Permeability of retinal blood vessels
The permeability of retinal blood vessels was evaluated by tracer experiments using FITC-dextran (2000 kDa) conjugated with Hoechst 33342 (616 Da). This tracer has previously been used to successfully evaluate the permeability of tight junctions of epithelial cells , , . Injected FITC-dextran was detected in the vascular lumen. In addition, extravasation of Hoechst 33342 dye appeared as nuclear staining of surrounding retinal glial and neural cells, and the degree of staining was enhanced in the OIR model mice at 8 w (chronic phase) compared to that in normal mice (Figs. 5A–D). Quantitative analysis showed that the retinal permeability rate was significantly greater in the OIR model mice at 8 w (Fig. 5F).

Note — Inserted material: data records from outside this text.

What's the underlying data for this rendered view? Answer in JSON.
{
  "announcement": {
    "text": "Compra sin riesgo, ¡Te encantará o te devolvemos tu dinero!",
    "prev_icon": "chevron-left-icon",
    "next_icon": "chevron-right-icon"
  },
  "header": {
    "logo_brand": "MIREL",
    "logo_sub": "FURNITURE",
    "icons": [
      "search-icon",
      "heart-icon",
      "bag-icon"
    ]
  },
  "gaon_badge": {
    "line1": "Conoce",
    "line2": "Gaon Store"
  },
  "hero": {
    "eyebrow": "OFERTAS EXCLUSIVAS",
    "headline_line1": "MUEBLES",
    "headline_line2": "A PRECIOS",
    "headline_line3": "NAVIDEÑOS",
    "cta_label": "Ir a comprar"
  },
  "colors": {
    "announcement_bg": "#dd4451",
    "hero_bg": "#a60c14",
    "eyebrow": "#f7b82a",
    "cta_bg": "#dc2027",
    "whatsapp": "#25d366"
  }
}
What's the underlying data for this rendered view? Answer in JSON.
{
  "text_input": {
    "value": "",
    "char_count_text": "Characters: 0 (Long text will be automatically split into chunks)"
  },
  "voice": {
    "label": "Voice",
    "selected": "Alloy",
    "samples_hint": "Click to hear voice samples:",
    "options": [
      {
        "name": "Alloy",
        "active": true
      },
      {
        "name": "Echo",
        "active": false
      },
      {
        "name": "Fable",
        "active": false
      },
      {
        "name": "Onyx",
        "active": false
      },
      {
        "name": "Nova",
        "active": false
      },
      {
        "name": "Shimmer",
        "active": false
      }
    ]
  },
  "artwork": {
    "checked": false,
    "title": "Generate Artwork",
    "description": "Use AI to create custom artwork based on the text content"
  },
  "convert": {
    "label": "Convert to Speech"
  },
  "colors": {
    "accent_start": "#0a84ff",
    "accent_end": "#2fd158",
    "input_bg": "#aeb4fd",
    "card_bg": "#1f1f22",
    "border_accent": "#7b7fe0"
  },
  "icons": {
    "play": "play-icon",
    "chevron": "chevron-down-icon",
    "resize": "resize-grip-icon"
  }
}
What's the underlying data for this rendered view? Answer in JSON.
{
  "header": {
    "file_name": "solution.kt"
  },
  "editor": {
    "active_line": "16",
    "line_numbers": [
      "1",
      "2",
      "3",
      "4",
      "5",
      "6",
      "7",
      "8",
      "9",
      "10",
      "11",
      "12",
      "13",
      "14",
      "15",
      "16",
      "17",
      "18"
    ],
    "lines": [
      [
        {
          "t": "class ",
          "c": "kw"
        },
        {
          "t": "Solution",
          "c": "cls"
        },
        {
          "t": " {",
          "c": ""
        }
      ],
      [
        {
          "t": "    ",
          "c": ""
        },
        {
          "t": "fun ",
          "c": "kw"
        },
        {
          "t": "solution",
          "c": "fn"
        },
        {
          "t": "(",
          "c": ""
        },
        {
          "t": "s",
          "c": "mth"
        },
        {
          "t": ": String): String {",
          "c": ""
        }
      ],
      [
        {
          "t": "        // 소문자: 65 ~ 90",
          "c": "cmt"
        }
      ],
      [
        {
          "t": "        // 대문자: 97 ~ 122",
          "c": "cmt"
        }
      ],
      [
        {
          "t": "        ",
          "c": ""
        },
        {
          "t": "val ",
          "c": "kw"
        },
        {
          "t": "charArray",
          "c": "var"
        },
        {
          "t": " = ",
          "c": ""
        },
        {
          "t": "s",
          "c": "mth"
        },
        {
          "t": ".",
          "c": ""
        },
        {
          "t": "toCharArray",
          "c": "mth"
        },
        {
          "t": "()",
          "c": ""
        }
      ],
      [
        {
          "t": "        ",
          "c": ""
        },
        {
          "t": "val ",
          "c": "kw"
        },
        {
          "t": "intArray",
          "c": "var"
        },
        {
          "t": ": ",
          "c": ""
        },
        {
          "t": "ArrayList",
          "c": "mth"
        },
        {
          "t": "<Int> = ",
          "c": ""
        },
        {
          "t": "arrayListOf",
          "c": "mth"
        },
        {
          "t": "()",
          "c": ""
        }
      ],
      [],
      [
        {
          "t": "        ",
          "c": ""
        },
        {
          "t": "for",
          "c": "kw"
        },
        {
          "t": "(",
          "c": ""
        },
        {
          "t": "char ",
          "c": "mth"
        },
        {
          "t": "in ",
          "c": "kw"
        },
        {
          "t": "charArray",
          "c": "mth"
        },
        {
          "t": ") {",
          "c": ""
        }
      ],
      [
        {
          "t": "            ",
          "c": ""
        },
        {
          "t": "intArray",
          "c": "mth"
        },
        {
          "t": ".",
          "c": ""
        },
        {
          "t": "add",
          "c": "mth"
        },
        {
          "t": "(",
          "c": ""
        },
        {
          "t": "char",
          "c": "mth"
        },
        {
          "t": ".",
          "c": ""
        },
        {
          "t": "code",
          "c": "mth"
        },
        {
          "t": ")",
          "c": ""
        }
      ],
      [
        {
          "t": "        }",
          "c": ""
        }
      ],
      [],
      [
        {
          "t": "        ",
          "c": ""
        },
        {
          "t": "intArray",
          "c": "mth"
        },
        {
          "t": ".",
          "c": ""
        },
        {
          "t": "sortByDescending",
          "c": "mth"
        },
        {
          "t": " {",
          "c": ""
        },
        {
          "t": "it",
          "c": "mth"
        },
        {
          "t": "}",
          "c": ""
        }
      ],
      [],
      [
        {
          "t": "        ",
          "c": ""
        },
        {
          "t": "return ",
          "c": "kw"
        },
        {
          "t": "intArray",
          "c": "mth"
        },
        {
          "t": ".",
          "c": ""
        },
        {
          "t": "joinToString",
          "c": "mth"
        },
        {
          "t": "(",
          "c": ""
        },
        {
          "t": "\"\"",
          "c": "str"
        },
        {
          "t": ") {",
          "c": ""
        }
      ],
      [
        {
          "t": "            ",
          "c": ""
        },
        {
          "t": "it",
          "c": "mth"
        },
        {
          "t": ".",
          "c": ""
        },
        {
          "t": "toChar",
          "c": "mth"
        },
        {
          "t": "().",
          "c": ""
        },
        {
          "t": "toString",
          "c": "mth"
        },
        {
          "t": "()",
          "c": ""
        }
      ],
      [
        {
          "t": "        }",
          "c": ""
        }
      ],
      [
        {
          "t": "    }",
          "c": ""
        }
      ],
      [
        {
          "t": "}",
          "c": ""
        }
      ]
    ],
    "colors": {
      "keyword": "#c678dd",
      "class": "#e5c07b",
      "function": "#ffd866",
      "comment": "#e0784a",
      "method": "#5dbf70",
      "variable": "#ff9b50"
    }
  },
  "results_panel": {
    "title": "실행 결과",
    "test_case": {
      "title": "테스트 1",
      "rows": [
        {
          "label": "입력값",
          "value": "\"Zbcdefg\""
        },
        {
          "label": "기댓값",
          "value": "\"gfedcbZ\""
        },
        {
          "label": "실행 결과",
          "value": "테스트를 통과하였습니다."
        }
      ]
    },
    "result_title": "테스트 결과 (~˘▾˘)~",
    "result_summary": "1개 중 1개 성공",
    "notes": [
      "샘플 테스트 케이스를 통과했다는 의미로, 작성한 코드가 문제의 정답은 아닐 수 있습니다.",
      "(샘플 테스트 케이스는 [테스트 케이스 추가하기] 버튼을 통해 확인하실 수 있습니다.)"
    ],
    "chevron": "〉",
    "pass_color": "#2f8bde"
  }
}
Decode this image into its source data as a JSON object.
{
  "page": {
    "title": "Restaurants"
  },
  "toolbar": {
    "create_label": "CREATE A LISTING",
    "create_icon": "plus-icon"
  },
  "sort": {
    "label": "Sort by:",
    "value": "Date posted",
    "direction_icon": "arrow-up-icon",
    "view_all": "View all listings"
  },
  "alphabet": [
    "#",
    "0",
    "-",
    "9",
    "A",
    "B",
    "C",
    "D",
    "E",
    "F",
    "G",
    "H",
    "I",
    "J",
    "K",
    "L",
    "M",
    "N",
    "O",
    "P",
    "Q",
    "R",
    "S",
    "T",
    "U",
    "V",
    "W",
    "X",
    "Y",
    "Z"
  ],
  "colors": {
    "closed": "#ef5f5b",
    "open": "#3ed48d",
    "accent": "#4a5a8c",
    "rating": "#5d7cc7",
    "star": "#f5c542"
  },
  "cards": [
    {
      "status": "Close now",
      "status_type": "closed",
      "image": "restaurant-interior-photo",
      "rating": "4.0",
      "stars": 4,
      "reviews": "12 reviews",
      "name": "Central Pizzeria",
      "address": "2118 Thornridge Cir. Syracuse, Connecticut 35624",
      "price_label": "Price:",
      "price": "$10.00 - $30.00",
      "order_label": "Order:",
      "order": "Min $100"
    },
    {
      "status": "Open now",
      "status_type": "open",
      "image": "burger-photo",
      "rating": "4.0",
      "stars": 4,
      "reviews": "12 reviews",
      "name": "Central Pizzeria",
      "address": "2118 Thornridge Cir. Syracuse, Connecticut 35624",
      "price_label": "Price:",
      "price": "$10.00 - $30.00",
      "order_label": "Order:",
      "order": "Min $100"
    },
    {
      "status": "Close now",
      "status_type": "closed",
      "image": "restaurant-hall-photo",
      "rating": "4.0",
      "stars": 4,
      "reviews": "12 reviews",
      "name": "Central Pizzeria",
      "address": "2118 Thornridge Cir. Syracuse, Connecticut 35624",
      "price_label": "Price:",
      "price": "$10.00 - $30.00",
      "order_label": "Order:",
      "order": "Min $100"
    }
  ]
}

Moreover, western blot analysis confirmed significant decreases in both claudin-5 and occludin expression in the retina of the OIR model mice (Figs. 5G, H).
Each upper image is shown using Metamorph (A, B). Confocal fluorescence micrographs (C, D) show a higher magnification version of part of the corresponding upper image. Scale bars, 100 µm (B) and 50 µm (D). Retinal permeability was evaluated in the 4 areas shown in (E) (each area 0.144 mm2×4 areas; total area 0.576 mm2) at 8 w. (F) Retinal permeability rate was quantified using mathematical formulae; see Materials and Methods for further details. Western immunoblots of claudin-5 (G), occludin (H), and β-actin proteins in the retina at 8 w in the OIR model mice and in normal mice. Expression was quantified by densitometry and corrected by reference to β-actin. Values are expressed as the mean ± S.D., n = 7 or 8. **P<0.01 versus normal.
The main results of the present ROP study can be summarized as follows: (1) there were deficits in OPs, which are useful indices of IPL dysfunction; (2) retinal damage was found primarily in both the IPL and INL where many retinal blood vessels exist; (3) retinal vascular permeability increased via breakdown of the barrier properties in retinal blood vessels. These findings indicate that retinal hyperpermeability can cause retinal dysfunction and that the murine chronic OIR model is suitable for evaluating the pathogenesis of BRB disruption. Furthermore, these results demonstrate that the present model is useful as a chronic OIR model to clarify the relationship between visual function and retinal vasculature.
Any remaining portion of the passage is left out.